Chapman's unorthodox ways belied a mind for business. Apple trees were his stock and trade. Chapman monitored the movements of any pioneers who appeared on the scene. On land he thought they were most likely to settle he planted apple seeds. Then for the next two or three years he kept watch over these orchards. He surrounded them with fences to keep out livestock and returned every year or two to tend them. Once the settlers arrived, he would sell them his apple trees at five or six cents apiece.
Recipe for Oxford Apples from Apple Growing in California (1914): "Pare, core and quarter four large tart apples and boil in very little water. Mash and add one tablespoonful of butter, half a cup of sugar, half a cup of fine bread crumbs, the yolks of four eggs and the whites of two eggs beaten light. Pour into a baking dish and cover with a mergingue made of the whites of two eggs and two tablespoonfuls of powdered sugar and brown."
Chapman wandered ceaslessly, moving with the frontier. Soon he had an efficient system for tending his orchards. In autumn he returned to them to gather seeds. In spring he scouted sites. In summer he repaired fences and searched for local agents to tend the trees. By the 1830s he had a chain of nurseries that reached from western Pennsylvania through central Ohio and into Indiana. At the time of his death he had planted over one hundred thousand square miles of apple orchards.

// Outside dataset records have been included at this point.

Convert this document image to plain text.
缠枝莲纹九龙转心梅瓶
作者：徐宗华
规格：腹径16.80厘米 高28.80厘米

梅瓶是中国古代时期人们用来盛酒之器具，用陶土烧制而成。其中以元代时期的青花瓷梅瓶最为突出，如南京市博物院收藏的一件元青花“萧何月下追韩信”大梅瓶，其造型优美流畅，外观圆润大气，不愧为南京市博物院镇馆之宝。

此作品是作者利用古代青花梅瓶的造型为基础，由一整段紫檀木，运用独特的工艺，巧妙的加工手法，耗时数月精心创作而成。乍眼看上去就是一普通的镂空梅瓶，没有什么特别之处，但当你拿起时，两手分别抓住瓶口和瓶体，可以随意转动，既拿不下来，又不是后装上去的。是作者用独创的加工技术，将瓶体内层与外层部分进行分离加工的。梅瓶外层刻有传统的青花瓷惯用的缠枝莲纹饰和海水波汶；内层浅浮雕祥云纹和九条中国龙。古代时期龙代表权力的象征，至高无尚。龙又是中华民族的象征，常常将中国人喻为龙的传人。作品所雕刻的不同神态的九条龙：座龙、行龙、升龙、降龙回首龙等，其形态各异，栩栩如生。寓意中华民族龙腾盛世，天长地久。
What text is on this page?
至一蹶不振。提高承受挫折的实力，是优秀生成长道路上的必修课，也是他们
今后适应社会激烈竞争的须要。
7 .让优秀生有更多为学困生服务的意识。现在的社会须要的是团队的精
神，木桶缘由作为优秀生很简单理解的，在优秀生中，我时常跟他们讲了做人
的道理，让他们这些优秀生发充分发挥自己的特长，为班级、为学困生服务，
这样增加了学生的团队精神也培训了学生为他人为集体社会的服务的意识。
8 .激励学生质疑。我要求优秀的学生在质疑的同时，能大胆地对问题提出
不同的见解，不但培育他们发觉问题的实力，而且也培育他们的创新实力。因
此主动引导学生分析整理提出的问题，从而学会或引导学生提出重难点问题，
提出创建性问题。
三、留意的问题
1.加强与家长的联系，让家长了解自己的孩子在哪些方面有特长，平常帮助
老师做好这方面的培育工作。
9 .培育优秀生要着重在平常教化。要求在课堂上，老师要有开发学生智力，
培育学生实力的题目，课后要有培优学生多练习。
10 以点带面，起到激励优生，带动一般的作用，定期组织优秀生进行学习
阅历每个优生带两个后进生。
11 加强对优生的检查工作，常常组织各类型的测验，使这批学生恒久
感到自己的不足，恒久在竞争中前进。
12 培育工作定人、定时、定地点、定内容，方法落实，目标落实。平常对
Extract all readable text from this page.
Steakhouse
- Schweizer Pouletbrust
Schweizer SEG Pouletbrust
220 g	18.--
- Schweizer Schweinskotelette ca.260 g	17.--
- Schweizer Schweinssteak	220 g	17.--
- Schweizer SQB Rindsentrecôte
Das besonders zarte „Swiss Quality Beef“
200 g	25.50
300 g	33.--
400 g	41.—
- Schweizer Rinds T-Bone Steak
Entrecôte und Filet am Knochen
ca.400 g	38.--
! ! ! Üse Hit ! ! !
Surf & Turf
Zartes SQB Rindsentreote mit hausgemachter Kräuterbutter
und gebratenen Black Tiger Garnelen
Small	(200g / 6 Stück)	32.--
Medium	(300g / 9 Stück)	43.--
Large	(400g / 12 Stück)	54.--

Though the exact date is unknown, some say Chapman died in the summer of 1847, while others claim he died two years earlier and in the spring. He left an estate of over 1,200 acres of orchards to his sister, but the financial panic of 1837 devalued his property, and much of his land was sold to pay taxes. His grave remains unmarked, yet gnarled descendants of his apple orchards can still be found, proving that our best works outlive us.